Pepsico’s business in India registered a “mid-single digit (volume) growth” during the quarter, she said.
However, the extent of real growth could not be ascertained as sales during the corresponding quarter were hampered due to demonetisation.
Last February, Nooyi had said that demonetisation had a “significant impact” on PepsiCo's business in the country and the cola major was still feeling the “lingering effects”.
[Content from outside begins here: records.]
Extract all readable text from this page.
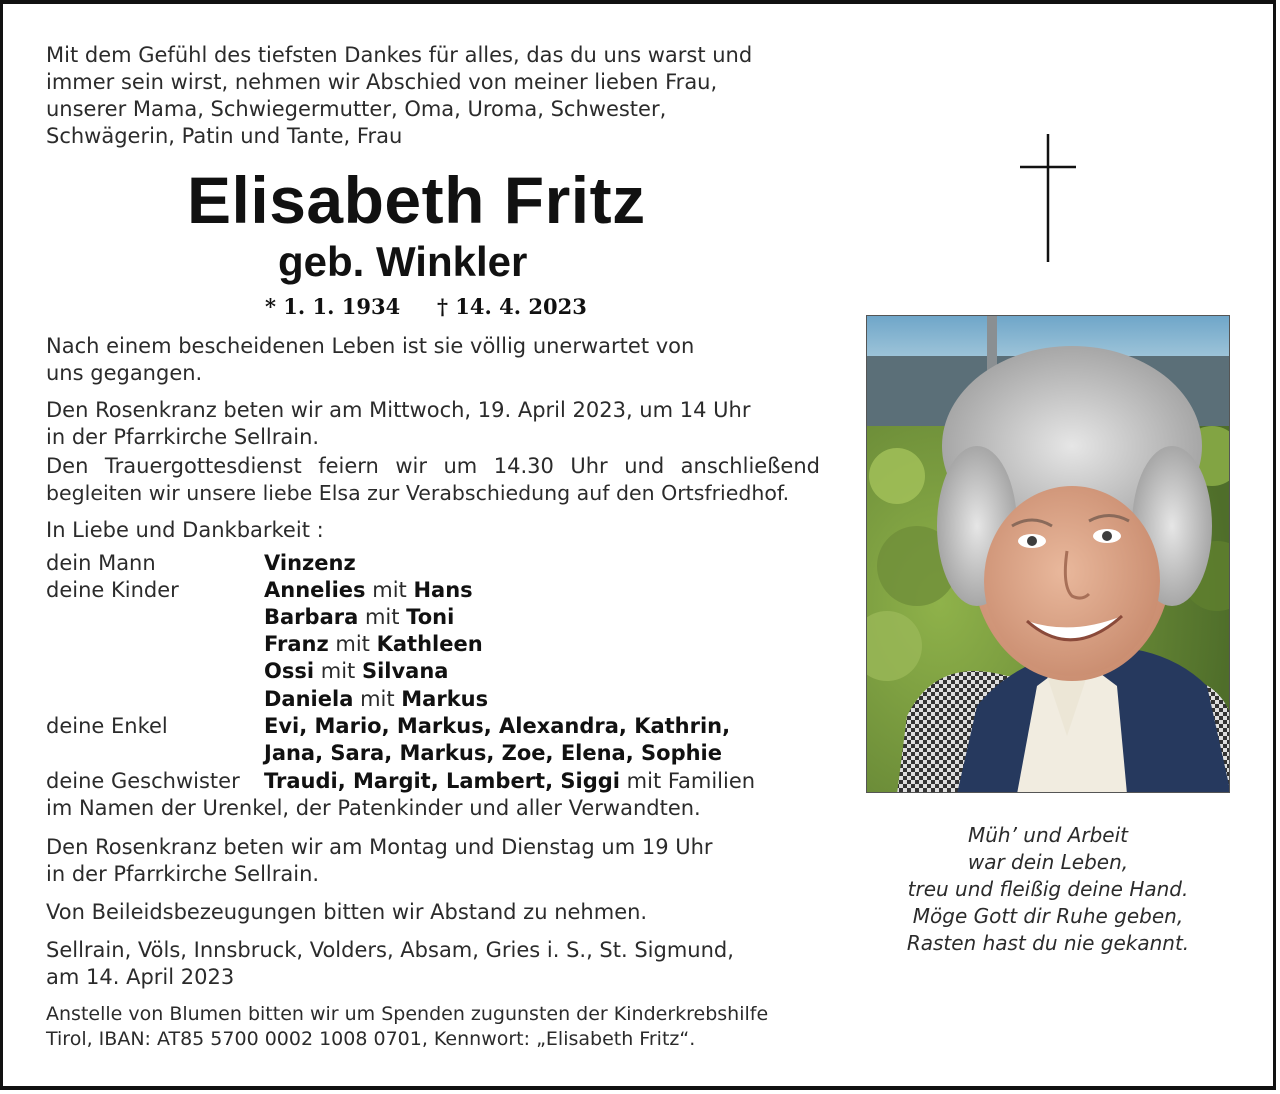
Mit dem Gefühl des tiefsten Dankes für alles, das du uns warst und
immer sein wirst, nehmen wir Abschied von meiner lieben Frau,
unserer Mama, Schwiegermutter, Oma, Uroma, Schwester,
Schwägerin, Patin und Tante, Frau
Elisabeth Fritz
geb. Winkler
* 1. 1. 1934 † 14. 4. 2023
Nach einem bescheidenen Leben ist sie völlig unerwartet von
uns gegangen.
Den Rosenkranz beten wir am Mittwoch, 19. April 2023, um 14 Uhr
in der Pfarrkirche Sellrain.
Den Trauergottesdienst feiern wir um 14.30 Uhr und anschließend
begleiten wir unsere liebe Elsa zur Verabschiedung auf den Ortsfriedhof.
In Liebe und Dankbarkeit :
dein Mann	Vinzenz
deine Kinder	Annelies mit Hans
Barbara mit Toni
Franz mit Kathleen
Ossi mit Silvana
Daniela mit Markus
deine Enkel	Evi, Mario, Markus, Alexandra, Kathrin,
Jana, Sara, Markus, Zoe, Elena, Sophie
deine Geschwister Traudi, Margit, Lambert, Siggi mit Familien
im Namen der Urenkel, der Patenkinder und aller Verwandten.
Den Rosenkranz beten wir am Montag und Dienstag um 19 Uhr
in der Pfarrkirche Sellrain.
Von Beileidsbezeugungen bitten wir Abstand zu nehmen.
Sellrain, Völs, Innsbruck, Volders, Absam, Gries i. S., St. Sigmund,
am 14. April 2023
Anstelle von Blumen bitten wir um Spenden zugunsten der Kinderkrebshilfe
Tirol, IBAN: AT85 5700 0002 1008 0701, Kennwort: „Elisabeth Fritz“.
Müh’ und Arbeit
war dein Leben,
treu und fleißig deine Hand.
Möge Gott dir Ruhe geben,
Rasten hast du nie gekannt.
While, PepsiCo has divested more territories to one of its largest bottling partner RJ Corp, Nooyi said the firm would be open to such franchising, provided it found suitable partners. RJ’s bottling arm Varun Beverages holds the bottling and distribution rights for the cola major’s north and eastern regions for years now. Now it has acquired rights for five more states — Madhya Pradesh, Odisha, Jharkhand, Chhattisgarh and Bihar — in the past three months. The company has also bagged the rights to produce non-carbonated drinks under Tropicana, Quaker and Lipton Tea brands from PepsiCo’s portfolio. In 2013 PepsiCo handed over its bottling and distribution rights for north and east India to RJ Corp, which currently holds around 35 per cent in the company's India operations.
Incidentally, Ravi Kant Jaipuria, chairman, RJ Corp, expressed interests in taking over more territories from the cola major last week. According to sources, PepsiCo India’s new CEO, Ahmed El Sheikh, has already held meetings with Jaipuria, who now controls over 65 per cent of the bottling rights in the ~220 billion beverage market.